In wide-ranging comments that underlined sharp policy differences between Paris and Berlin on the response to the debt crisis, Mr Hollande rejected the idea, broached by Germany, of tighter political integration through a new EU treaty. “If I remember correctly, we tried that formula in 2005 and it didn’t produce the results we were hoping for,” he said, referring to the ill-fated European constitution, which the French rejected in a referendum.

“Before launching into institutional mechanics, Europeans must know what they want to do together. The content is more important than the framework.”

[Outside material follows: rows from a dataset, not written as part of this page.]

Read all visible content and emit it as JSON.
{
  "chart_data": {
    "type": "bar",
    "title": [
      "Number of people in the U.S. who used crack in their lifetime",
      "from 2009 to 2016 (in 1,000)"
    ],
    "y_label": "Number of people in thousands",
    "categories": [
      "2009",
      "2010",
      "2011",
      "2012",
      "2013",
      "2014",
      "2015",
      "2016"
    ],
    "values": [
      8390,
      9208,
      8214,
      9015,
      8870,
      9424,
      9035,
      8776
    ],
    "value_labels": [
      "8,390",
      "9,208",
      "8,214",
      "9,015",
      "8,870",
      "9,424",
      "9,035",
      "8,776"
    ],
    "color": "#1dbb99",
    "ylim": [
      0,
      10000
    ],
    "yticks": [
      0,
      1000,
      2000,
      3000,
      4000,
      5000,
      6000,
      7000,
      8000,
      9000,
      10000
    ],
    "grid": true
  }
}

Mr Hollande suggested any new political structures could wait until after the European Parliament elections in 2014 – a longer timeframe than envisaged by Germany. With Dr Merkel facing an election campaign next year, Mr Hollande said domestic political considerations should not get in the way of solving the crisis. The chancellor was “very sensitive to questions of internal politics and to the demands of her parliament. I understand that. All of us are. We all have our public opinion, our democratic debates. But our common responsibility is to put Europe’s interests first.”

The president was upbeat about the euro’s overall prospects, saying the end of the crisis was “very, very near”. But he challenged the notion Germany was the only state having to pay out to keep the currency intact. “We’re all taking part in this solidarity. The French, the Germans, just like all the Europeans in the ESM. Let’s stop thinking that there’s only one country who’s going to pay for the others. That’s false.

“However, I know the sensitivity of our German friends to the problem of supervision. Whoever pays should control, whoever pays should sanction. I agree. But budgetary union should be completed by a partial mutualisation of debts through eurobonds.”